Родителей было жалко до слез, а сколько всего мам и пап сейчас пребывали в отчаянии? Двести? Триста? Мы с Урмасом не сто пятьдесят человек навсегда упокоили, мы походя разрушили жизни их родных и близких. Каково всем этим людям слушать сухие сводки «пассажирский лайнер потерпел крушение, бла-бла-бла» и сознавать, что мужья, жены, дети, братья, сестры, дети уже никогда не вернутся домой? Что в лучшем случае после экспертизы ДНК им выдадут для захоронения фрагменты тел, а в худшем — просто скажут, увы, останки слишком повреждены, идентификация невозможна! Неужели Урмас Лахт действительно такое чудовище, что собирается как ни в чем не бывало жить дальше? Неужели у этого монстра совсем нет сердца? Даже если он сознательно погубил полторы сотни человек, неужели ему нет дела до собственной семьи? До Симоны, в конце концов? Что же за дьявола такого я полюбила?

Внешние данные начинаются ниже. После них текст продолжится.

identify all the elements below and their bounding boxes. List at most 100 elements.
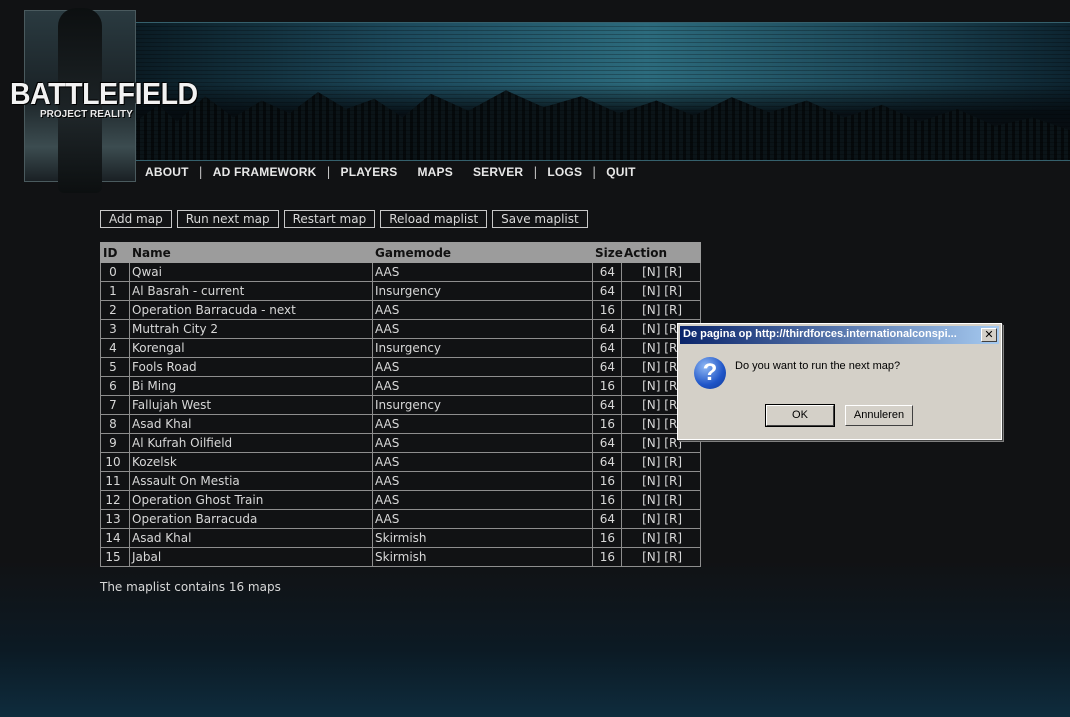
set-next-link[interactable]: [N] <box>642 474 660 488</box>
nav-logs[interactable]: LOGS <box>537 165 592 179</box>
column-header-name: Name <box>129 242 373 263</box>
set-next-link[interactable]: [N] <box>642 436 660 450</box>
remove-map-link[interactable]: [R] <box>664 512 682 526</box>
set-next-link[interactable]: [N] <box>642 265 660 279</box>
map-size-cell: 64 <box>592 452 622 472</box>
table-row: 11 Assault On Mestia AAS 16 [N] [R] <box>100 471 701 491</box>
map-gamemode-cell: Insurgency <box>372 281 593 301</box>
close-icon[interactable]: ✕ <box>981 328 997 342</box>
set-next-link[interactable]: [N] <box>642 284 660 298</box>
map-name-cell: Operation Barracuda - next <box>129 300 373 320</box>
set-next-link[interactable]: [N] <box>642 341 660 355</box>
nav-about[interactable]: ABOUT <box>135 165 199 179</box>
table-row: 2 Operation Barracuda - next AAS 16 [N] [R] <box>100 300 701 320</box>
map-size-cell: 16 <box>592 300 622 320</box>
map-size-cell: 64 <box>592 509 622 529</box>
set-next-link[interactable]: [N] <box>642 531 660 545</box>
nav-ad-framework[interactable]: AD FRAMEWORK <box>203 165 327 179</box>
remove-map-link[interactable]: [R] <box>664 265 682 279</box>
header-banner-image <box>130 22 1070 161</box>
map-name-cell: Al Kufrah Oilfield <box>129 433 373 453</box>
ok-button[interactable]: OK <box>765 404 835 427</box>
maplist-rows: 0 Qwai AAS 64 [N] [R] 1 Al Basrah - current Ins… <box>100 262 701 567</box>
map-size-cell: 64 <box>592 281 622 301</box>
nav-server[interactable]: SERVER <box>463 165 533 179</box>
remove-map-link[interactable]: [R] <box>664 455 682 469</box>
table-row: 12 Operation Ghost Train AAS 16 [N] [R] <box>100 490 701 510</box>
run-next-map-button[interactable]: Run next map <box>176 210 279 228</box>
nav-maps[interactable]: MAPS <box>407 165 462 179</box>
set-next-link[interactable]: [N] <box>642 303 660 317</box>
remove-map-link[interactable]: [R] <box>664 303 682 317</box>
map-id-cell: 4 <box>100 338 130 358</box>
table-row: 8 Asad Khal AAS 16 [N] [R] <box>100 414 701 434</box>
remove-map-link[interactable]: [R] <box>664 550 682 564</box>
dialog-titlebar[interactable]: De pagina op http://thirdforces.internat… <box>680 326 999 344</box>
set-next-link[interactable]: [N] <box>642 322 660 336</box>
map-gamemode-cell: AAS <box>372 376 593 396</box>
remove-map-link[interactable]: [R] <box>664 531 682 545</box>
map-name-cell: Jabal <box>129 547 373 567</box>
map-size-cell: 64 <box>592 357 622 377</box>
table-header-row: ID Name Gamemode Size Action <box>100 242 701 263</box>
map-gamemode-cell: Insurgency <box>372 395 593 415</box>
map-id-cell: 3 <box>100 319 130 339</box>
nav-players[interactable]: PLAYERS <box>331 165 408 179</box>
nav-quit[interactable]: QUIT <box>596 165 645 179</box>
table-row: 9 Al Kufrah Oilfield AAS 64 [N] [R] <box>100 433 701 453</box>
set-next-link[interactable]: [N] <box>642 379 660 393</box>
restart-map-button[interactable]: Restart map <box>283 210 376 228</box>
map-id-cell: 10 <box>100 452 130 472</box>
map-id-cell: 13 <box>100 509 130 529</box>
set-next-link[interactable]: [N] <box>642 493 660 507</box>
map-name-cell: Operation Barracuda <box>129 509 373 529</box>
reload-maplist-button[interactable]: Reload maplist <box>380 210 488 228</box>
map-gamemode-cell: AAS <box>372 300 593 320</box>
map-name-cell: Qwai <box>129 262 373 282</box>
remove-map-link[interactable]: [R] <box>664 493 682 507</box>
cancel-button[interactable]: Annuleren <box>845 405 913 426</box>
map-name-cell: Asad Khal <box>129 528 373 548</box>
remove-map-link[interactable]: [R] <box>664 474 682 488</box>
table-row: 4 Korengal Insurgency 64 [N] [R] <box>100 338 701 358</box>
map-action-cell: [N] [R] <box>621 452 701 472</box>
map-size-cell: 64 <box>592 262 622 282</box>
save-maplist-button[interactable]: Save maplist <box>492 210 588 228</box>
set-next-link[interactable]: [N] <box>642 455 660 469</box>
table-row: 13 Operation Barracuda AAS 64 [N] [R] <box>100 509 701 529</box>
set-next-link[interactable]: [N] <box>642 398 660 412</box>
map-id-cell: 7 <box>100 395 130 415</box>
set-next-link[interactable]: [N] <box>642 512 660 526</box>
map-gamemode-cell: Skirmish <box>372 528 593 548</box>
table-row: 10 Kozelsk AAS 64 [N] [R] <box>100 452 701 472</box>
logo-subtitle: PROJECT REALITY <box>40 109 133 120</box>
map-gamemode-cell: AAS <box>372 357 593 377</box>
map-id-cell: 1 <box>100 281 130 301</box>
map-size-cell: 16 <box>592 376 622 396</box>
map-size-cell: 16 <box>592 414 622 434</box>
map-id-cell: 12 <box>100 490 130 510</box>
set-next-link[interactable]: [N] <box>642 360 660 374</box>
map-action-cell: [N] [R] <box>621 547 701 567</box>
map-action-cell: [N] [R] <box>621 300 701 320</box>
column-header-gamemode: Gamemode <box>372 242 593 263</box>
maplist-table: ID Name Gamemode Size Action 0 Qwai AAS 64[… <box>100 242 701 567</box>
map-size-cell: 16 <box>592 490 622 510</box>
map-gamemode-cell: AAS <box>372 262 593 282</box>
remove-map-link[interactable]: [R] <box>664 284 682 298</box>
map-gamemode-cell: Skirmish <box>372 547 593 567</box>
map-gamemode-cell: Insurgency <box>372 338 593 358</box>
map-id-cell: 14 <box>100 528 130 548</box>
map-name-cell: Fallujah West <box>129 395 373 415</box>
map-name-cell: Korengal <box>129 338 373 358</box>
map-action-cell: [N] [R] <box>621 281 701 301</box>
column-header-size: Size <box>592 242 623 263</box>
map-action-cell: [N] [R] <box>621 490 701 510</box>
set-next-link[interactable]: [N] <box>642 550 660 564</box>
map-id-cell: 0 <box>100 262 130 282</box>
add-map-button[interactable]: Add map <box>100 210 172 228</box>
map-id-cell: 8 <box>100 414 130 434</box>
map-id-cell: 11 <box>100 471 130 491</box>
map-size-cell: 64 <box>592 319 622 339</box>
set-next-link[interactable]: [N] <box>642 417 660 431</box>
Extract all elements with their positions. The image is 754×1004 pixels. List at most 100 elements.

–Я всё уладил, — хладнокровно заявил бесшумно возникший в дверях Урмас, — теперь никто не узнает, что ты косвенно причастна к крушению.

–Еще скажи, что ты сделал это ради моей безопасности? — вспылила я, неохотно оторвавшись от телевизора.

–В большей мере, да, — не уловил откровенного сарказма второй пилот, — если бы я был здесь один, то поступил бы по-другому, но теперь это не имеет значения.

–Я могу уйти, — желчно предложила я, — кажется, снег кончился, вот и прогуляюсь до этого твоего Мендзыгуже. Вдруг получится вступить в спиритический контакт с тамошней полицией и сообщить, куда девался CVR с «Арбуза».

–Не забывай, Дора, у нас уговор, — освежил мою память Урмас, — до утра ты ничего не предпринимаешь. А утром иди, куда хочешь, мне уже будет все равно. И лучше молчи насчет «ящика». Мертвых ты не воскресишь.

–А совесть? Как быть с ней, Урмас? — спросила я, неотрывно глядя в серо-зеленые глаза второго пилота: потемневшие, запавшие, окруженные черными тенями.

–Оставить ее мне, — решительно посоветовал Урмас, стряхнул с волос растаявшие снежинки и обессиленно опустился на стул, — я разберусь.

–Можно вопрос? — я от души вдавила кнопку выключения на пульте, на долю секунды прислушалась к воцарившемуся в комнате безмолвию и тихо прошептала, — о чем ты думал, когда ставил автопилот на снижение?

— Не помню, но вероятно, о том, что максимум через восемь минут я умру, — ответил второй пилот, подул на покрасневшие от холода пальцы и сухо добавил, — похоже, что-то пошло не так.

–Как прелесть! — взвилась от негодования я, — не хотелось жить, взял бы мыло и веревку! А сначала лучше бы психиатра посетил, может, он бы выбил тебе дурь из башки. Как тебя только ВЛЭК еще пропустил?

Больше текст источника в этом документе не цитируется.